XXXII Трое. Чёрный ферзь
1955, 1948, 1946
Теперь этот дальний, казавшийся неважным, полузабытый и снова всплывший эпизод требовал прояснения: неизвестно, настигает ли прошлое виновников, но оно всегда настигает жертву. Удивительно, думал писатель, что ты занялся отгадыванием загадки теперь, когда всё уже давно позади; стоит ли её вообще раскапывать?
Тогда, в тюрьме, когда весь день глаз надзирателя приглядывал за тобой сквозь глазок, чтобы ты не спал, не прилёг, а вечером, после отбоя, едва только ты укладывался, как тотчас вставлялся и скрежетал ключ в замке и желудочный шёпот поднимал тебя с койки, и сапоги дежурного вели арестанта длинными гулкими коридорами на допрос и приводили назад на рассвете, и в конце концов от бессонных ночей ты едва не слетел с катушек, – тогда ещё можно было догадываться, что к чему. Но, получив своё, ты об этом больше не думал.
И вот опять воскресает эпоха китайских теней, опять за каждым углом тебя подстерегает предательство, встречает, смотрит преданными глазами умной собаки. Да, вот так и приходишь к позднему пониманию – это была сеть, паутина, каждый мог в ней запутаться и увязнуть, в ожидании, когда подползёт некто и воткнёт в тебя своё жало. – То была подлинная начинка времени. – От этих мыслей никуда уже не уйдёшь.

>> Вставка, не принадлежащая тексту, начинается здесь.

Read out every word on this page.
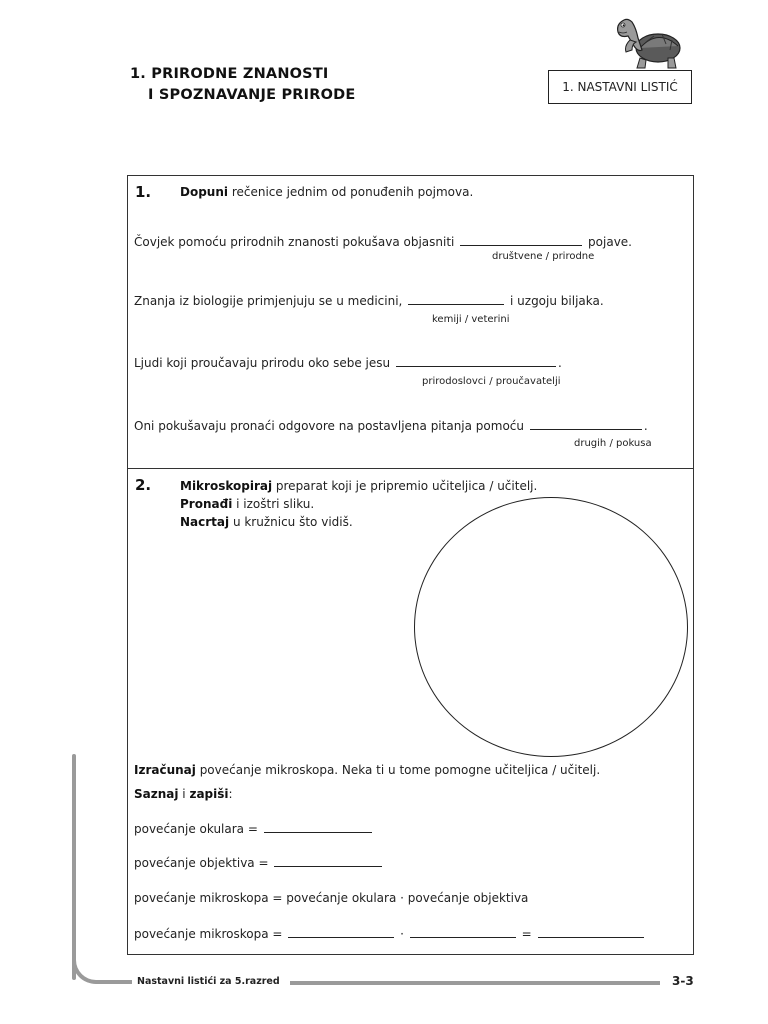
1. PRIRODNE ZNANOSTI
I SPOZNAVANJE PRIRODE	1. NASTAVNI LISTIĆ
1. Dopuni rečenice jednim od ponuđenih pojmova.
Čovjek pomoću prirodnih znanosti pokušava objasniti	pojave.
društvene / prirodne
Znanja iz biologije primjenjuju se u medicini,	i uzgoju biljaka.
kemiji / veterini
Ljudi koji proučavaju prirodu oko sebe jesu	.
prirodoslovci / proučavatelji
Oni pokušavaju pronaći odgovore na postavljena pitanja pomoću	.
drugih / pokusa
2. Mikroskopiraj preparat koji je pripremio učiteljica / učitelj.
Pronađi i izoštri sliku.
Nacrtaj u kružnicu što vidiš.
Izračunaj povećanje mikroskopa. Neka ti u tome pomogne učiteljica / učitelj.
Saznaj i zapiši:
povećanje okulara =
povećanje objektiva =
povećanje mikroskopa = povećanje okulara · povećanje objektiva
povećanje mikroskopa =	·	=
Nastavni listići za 5.razred	3-3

Тебя предупредили, ты попытался скрыться, но не ясно ли, что несчастный свидетель – с каким сладострастием тебе зачитывали его показания! – не ясно ли, что он был лишь украшеньем. Это следовало из того, что показания были сделаны в последние дни, совсем немного оставалось до той ночи, когда должны были за тобой прийти. Старуха в платке была права, та, что предупредила и потонула в этом тумане, где теперь он брёл с протянутыми руками. Кто же она была, эта тётка, искавшая репетитора для мнимого внука и, должно быть, рисковавшая многим? Поразительно, что такие люди всё ещё существовали. Да, она оказалась права, они пришли. Что им сказала мать? Но, кажется, мама тоже успела уехать. Ах, теперь это не так важно. Партийный активист, инвалид Отечественной войны, бедняга, пойманный на крючок, разумеется, был формальным свидетелем. Зачем-то им нужны эти свидетели.
Следствию всё известно. Органы не ошибаются.

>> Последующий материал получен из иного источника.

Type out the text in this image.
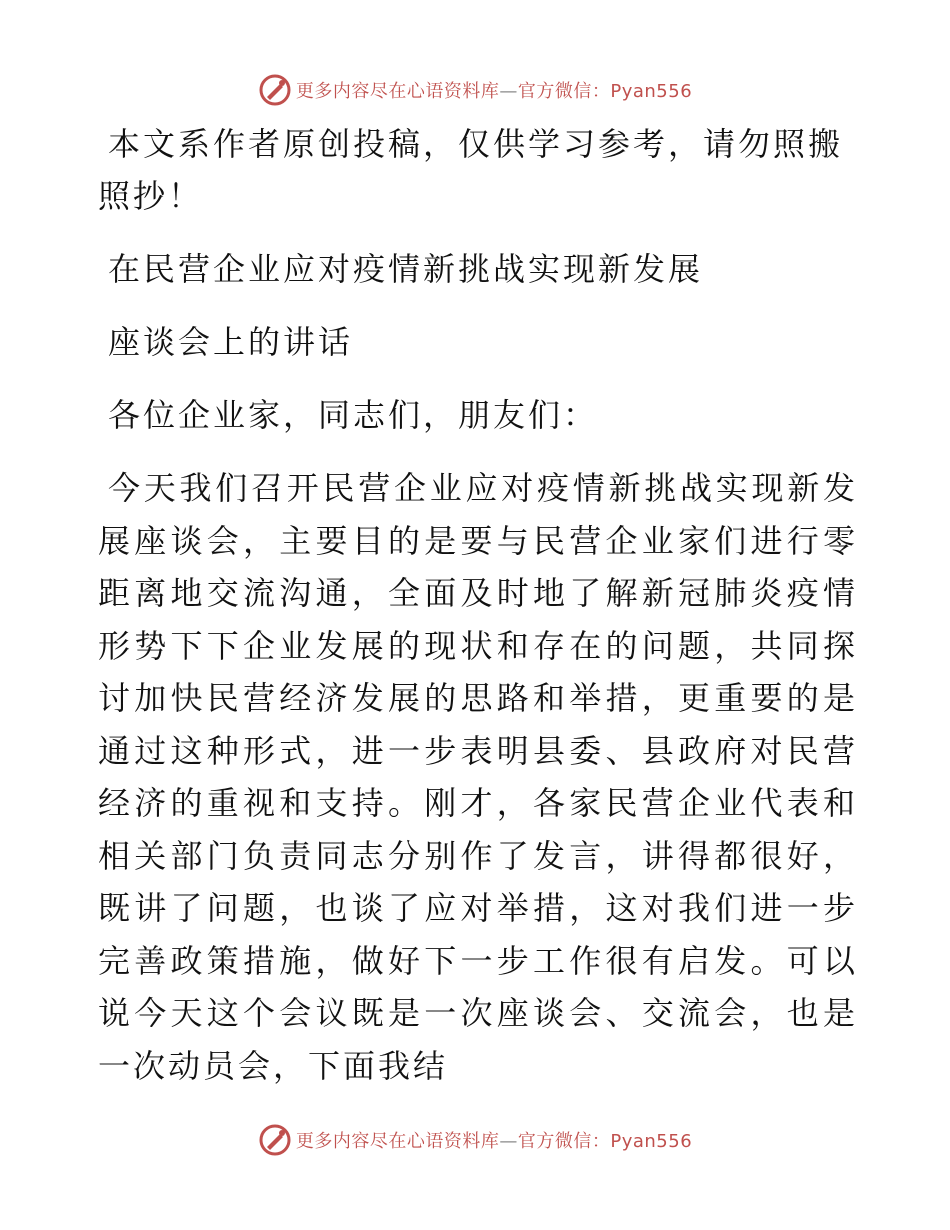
更多内容尽在心语资料库—官方微信：Pyan556

本文系作者原创投稿，仅供学习参考，请勿照搬照抄！

在民营企业应对疫情新挑战实现新发展

座谈会上的讲话

各位企业家，同志们，朋友们：

今天我们召开民营企业应对疫情新挑战实现新发展座谈会，主要目的是要与民营企业家们进行零距离地交流沟通，全面及时地了解新冠肺炎疫情形势下下企业发展的现状和存在的问题，共同探讨加快民营经济发展的思路和举措，更重要的是通过这种形式，进一步表明县委、县政府对民营经济的重视和支持。刚才，各家民营企业代表和相关部门负责同志分别作了发言，讲得都很好，既讲了问题，也谈了应对举措，这对我们进一步完善政策措施，做好下一步工作很有启发。可以说今天这个会议既是一次座谈会、交流会，也是一次动员会，下面我结

更多内容尽在心语资料库—官方微信：Pyan556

Но тогда зачем вся эта многомесячная канитель, допросы, протоколы. Сцапали – и в лагерь. И не надо содержать всю эту многоголовую сволочь – следователей, начальников и начальников над начальниками.
Всё известно – откуда? А вот откуда: во всяком “деле” должен существовать секретный осведомитель.
Мы напоролись на него, шаря в тумане.
Но где доказательства? В обществе, где подозревать можно каждого, нужны доказательства. Между тем они навсегда похоронены в “деле”. Не в том деле, которое для виду называлось следственным, а в другом, где подшиты доносы. Их миллионы, этих тайных папок. Никто никогда их не увидит.
И всё же есть, есть, есть доказательство. Писатель сидит в своей комнатке с тёмным окном и щелястым полом, лампа горит на столе, улики налицо. Нужно было только уметь их видеть; вот этого тебе, приятель, как раз и не хватало.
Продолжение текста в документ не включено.